Build a complete HuggingFace model from Tinker LoRA adapter weights.

Parameters:

  • base_model (str) – HuggingFace model name (e.g. "Qwen/Qwen3.5-35B-A3B") or local path to a saved HuggingFace model.
  • adapter_path (str) – Local path to the Tinker adapter directory. Must contain adapter_model.safetensors and adapter_config.json.
  • output_path (str) – Directory where the merged model will be saved. Must not already exist.
  • dtype (str) – Data type for loading the base model. One of "bfloat16" (default), "float16", or "float32". Use "float32" for maximum precision during merge. Only used by merge_strategy="full"; the shard strategy preserves the on-disk dtype of each tensor.
  • trust_remote_code (bool | None) – Whether to trust remote code when loading HF models. Required for some newer model architectures (e.g. Qwen3.5).
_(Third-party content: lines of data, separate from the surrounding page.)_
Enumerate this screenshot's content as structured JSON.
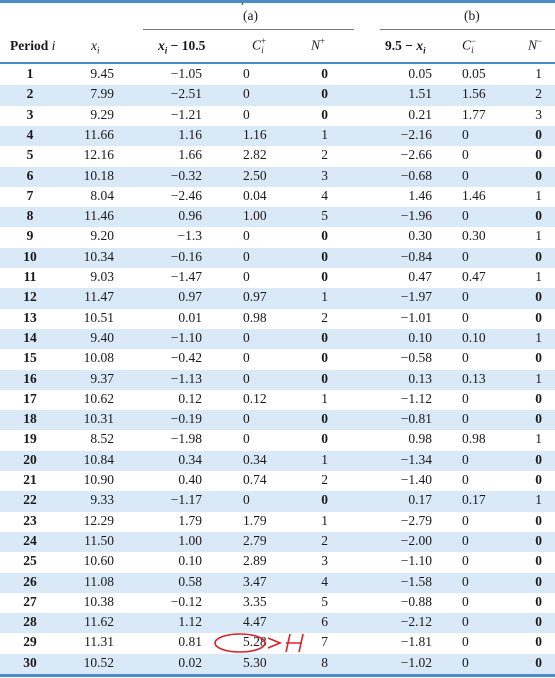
{
  "top_fragment": "p",
  "table": {
    "group_a": "(a)",
    "group_b": "(b)",
    "headers": [
      "Period i",
      "xi",
      "xi − 10.5",
      "Ci+",
      "N+",
      "9.5 − xi",
      "Ci−",
      "N−"
    ],
    "rows": [
      [
        "1",
        "9.45",
        "−1.05",
        "0",
        "0",
        "0.05",
        "0.05",
        "1"
      ],
      [
        "2",
        "7.99",
        "−2.51",
        "0",
        "0",
        "1.51",
        "1.56",
        "2"
      ],
      [
        "3",
        "9.29",
        "−1.21",
        "0",
        "0",
        "0.21",
        "1.77",
        "3"
      ],
      [
        "4",
        "11.66",
        "1.16",
        "1.16",
        "1",
        "−2.16",
        "0",
        "0"
      ],
      [
        "5",
        "12.16",
        "1.66",
        "2.82",
        "2",
        "−2.66",
        "0",
        "0"
      ],
      [
        "6",
        "10.18",
        "−0.32",
        "2.50",
        "3",
        "−0.68",
        "0",
        "0"
      ],
      [
        "7",
        "8.04",
        "−2.46",
        "0.04",
        "4",
        "1.46",
        "1.46",
        "1"
      ],
      [
        "8",
        "11.46",
        "0.96",
        "1.00",
        "5",
        "−1.96",
        "0",
        "0"
      ],
      [
        "9",
        "9.20",
        "−1.3",
        "0",
        "0",
        "0.30",
        "0.30",
        "1"
      ],
      [
        "10",
        "10.34",
        "−0.16",
        "0",
        "0",
        "−0.84",
        "0",
        "0"
      ],
      [
        "11",
        "9.03",
        "−1.47",
        "0",
        "0",
        "0.47",
        "0.47",
        "1"
      ],
      [
        "12",
        "11.47",
        "0.97",
        "0.97",
        "1",
        "−1.97",
        "0",
        "0"
      ],
      [
        "13",
        "10.51",
        "0.01",
        "0.98",
        "2",
        "−1.01",
        "0",
        "0"
      ],
      [
        "14",
        "9.40",
        "−1.10",
        "0",
        "0",
        "0.10",
        "0.10",
        "1"
      ],
      [
        "15",
        "10.08",
        "−0.42",
        "0",
        "0",
        "−0.58",
        "0",
        "0"
      ],
      [
        "16",
        "9.37",
        "−1.13",
        "0",
        "0",
        "0.13",
        "0.13",
        "1"
      ],
      [
        "17",
        "10.62",
        "0.12",
        "0.12",
        "1",
        "−1.12",
        "0",
        "0"
      ],
      [
        "18",
        "10.31",
        "−0.19",
        "0",
        "0",
        "−0.81",
        "0",
        "0"
      ],
      [
        "19",
        "8.52",
        "−1.98",
        "0",
        "0",
        "0.98",
        "0.98",
        "1"
      ],
      [
        "20",
        "10.84",
        "0.34",
        "0.34",
        "1",
        "−1.34",
        "0",
        "0"
      ],
      [
        "21",
        "10.90",
        "0.40",
        "0.74",
        "2",
        "−1.40",
        "0",
        "0"
      ],
      [
        "22",
        "9.33",
        "−1.17",
        "0",
        "0",
        "0.17",
        "0.17",
        "1"
      ],
      [
        "23",
        "12.29",
        "1.79",
        "1.79",
        "1",
        "−2.79",
        "0",
        "0"
      ],
      [
        "24",
        "11.50",
        "1.00",
        "2.79",
        "2",
        "−2.00",
        "0",
        "0"
      ],
      [
        "25",
        "10.60",
        "0.10",
        "2.89",
        "3",
        "−1.10",
        "0",
        "0"
      ],
      [
        "26",
        "11.08",
        "0.58",
        "3.47",
        "4",
        "−1.58",
        "0",
        "0"
      ],
      [
        "27",
        "10.38",
        "−0.12",
        "3.35",
        "5",
        "−0.88",
        "0",
        "0"
      ],
      [
        "28",
        "11.62",
        "1.12",
        "4.47",
        "6",
        "−2.12",
        "0",
        "0"
      ],
      [
        "29",
        "11.31",
        "0.81",
        "5.28",
        "7",
        "−1.81",
        "0",
        "0"
      ],
      [
        "30",
        "10.52",
        "0.02",
        "5.30",
        "8",
        "−1.02",
        "0",
        "0"
      ]
    ]
  },
  "annotation": {
    "text": "> H",
    "color": "#d8232a",
    "circled_value": "5.28"
  },
  "colors": {
    "stripe": "#d9e9f7",
    "rule": "#4a8cc7"
  }
}
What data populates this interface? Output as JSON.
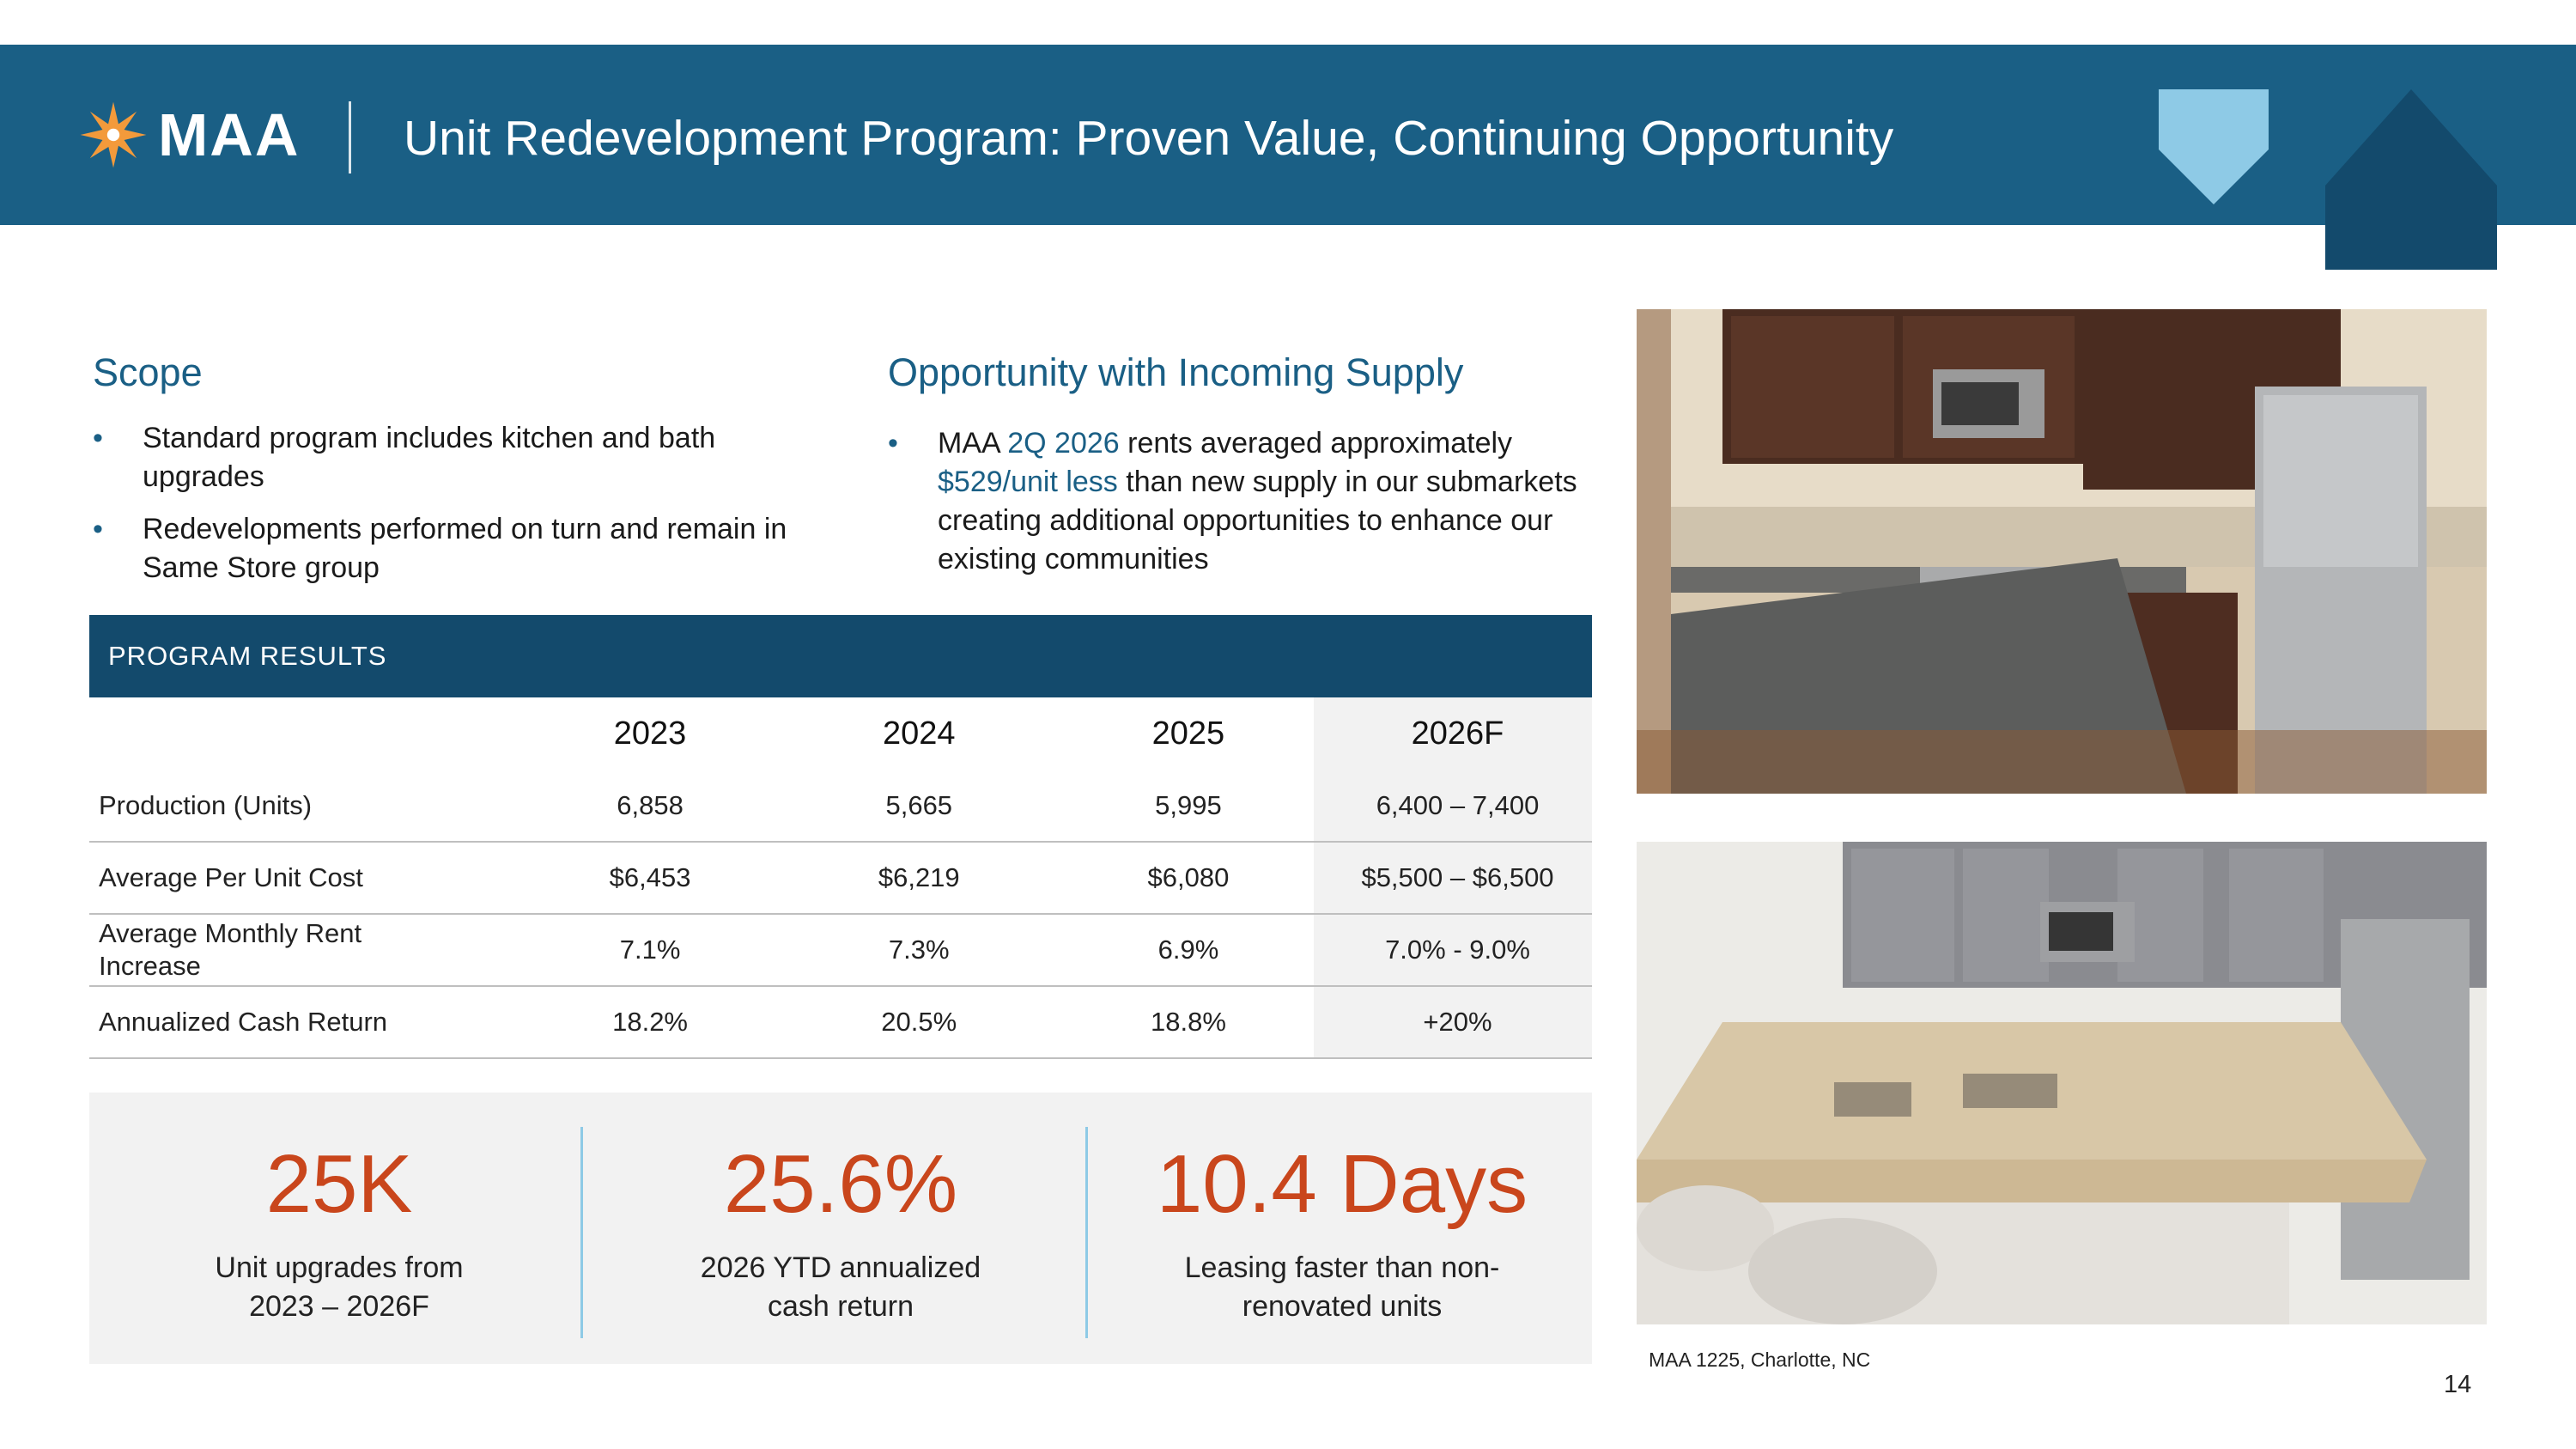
{
  "header": {
    "logo_text": "MAA",
    "title": "Unit Redevelopment Program: Proven Value, Continuing Opportunity"
  },
  "scope": {
    "heading": "Scope",
    "bullets": [
      "Standard program includes kitchen and bath upgrades",
      "Redevelopments performed on turn and remain in Same Store group"
    ]
  },
  "opportunity": {
    "heading": "Opportunity with Incoming Supply",
    "bullet": {
      "part1": "MAA ",
      "highlight1": "2Q 2026",
      "part2": " rents averaged approximately ",
      "highlight2": "$529/unit less",
      "part3": " than new supply in our submarkets creating additional opportunities to enhance our existing communities"
    }
  },
  "results": {
    "label": "PROGRAM RESULTS",
    "columns": [
      "2023",
      "2024",
      "2025",
      "2026F"
    ],
    "rows": [
      {
        "metric": "Production (Units)",
        "values": [
          "6,858",
          "5,665",
          "5,995",
          "6,400 – 7,400"
        ]
      },
      {
        "metric": "Average Per Unit Cost",
        "values": [
          "$6,453",
          "$6,219",
          "$6,080",
          "$5,500 – $6,500"
        ]
      },
      {
        "metric": "Average Monthly Rent Increase",
        "values": [
          "7.1%",
          "7.3%",
          "6.9%",
          "7.0% - 9.0%"
        ]
      },
      {
        "metric": "Annualized Cash Return",
        "values": [
          "18.2%",
          "20.5%",
          "18.8%",
          "+20%"
        ]
      }
    ]
  },
  "kpis": [
    {
      "value": "25K",
      "label": "Unit upgrades from 2023 – 2026F"
    },
    {
      "value": "25.6%",
      "label": "2026 YTD annualized cash return"
    },
    {
      "value": "10.4 Days",
      "label": "Leasing faster than non-renovated units"
    }
  ],
  "photo_caption": "MAA 1225, Charlotte, NC",
  "page_number": "14",
  "colors": {
    "header_blue": "#1a5f85",
    "table_bar": "#134a6c",
    "accent_orange": "#c9461c",
    "light_blue": "#8ecae6"
  }
}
If None (default), falls back to the HF_TRUST_REMOTE_CODE environment variable, then False.
  • merge_strategy (str) – Controls how the merge is performed. "auto" (default) uses shard-by-shard processing for lower peak memory. "shard" forces shard-by-shard (fails if shards can't be resolved). "full" forces full-model loading (original behavior, higher memory but simpler).
  • dequantize (bool) – If True, dequantize quantized base model weights before merging. Not yet implemented for the standard merge path, but used internally by the quantized export path for models with native FP8 weights (e.g. DeepSeek V3.1).
  • quantize (str | None) – Output quantization method. Currently supported: "experts-fp8" — quantize routed expert weights to FP8 with blockwise scaling. Requires serving_format to be set. None (default) — no quantization.
  • serving_format (str | None) – Serving framework format for quantization metadata. Currently supported: "vllm" — write compressed-tensors config for vLLM. Required when quantize is set. None (default) — no serving-specific metadata.

Raises:

  • FileNotFoundError: If adapter files are missing.
  • FileExistsError: If output_path already exists.
  • KeyError: If adapter config is malformed.
  • ValueError: If tensor shapes are incompatible during merge, or
  • if dtype, merge_strategy, quantize, or
  • serving_format is not a recognized value, or if
  • quantize and serving_format are not both set/unset.
  • NotImplementedError: If dequantize=True on the standard merge path.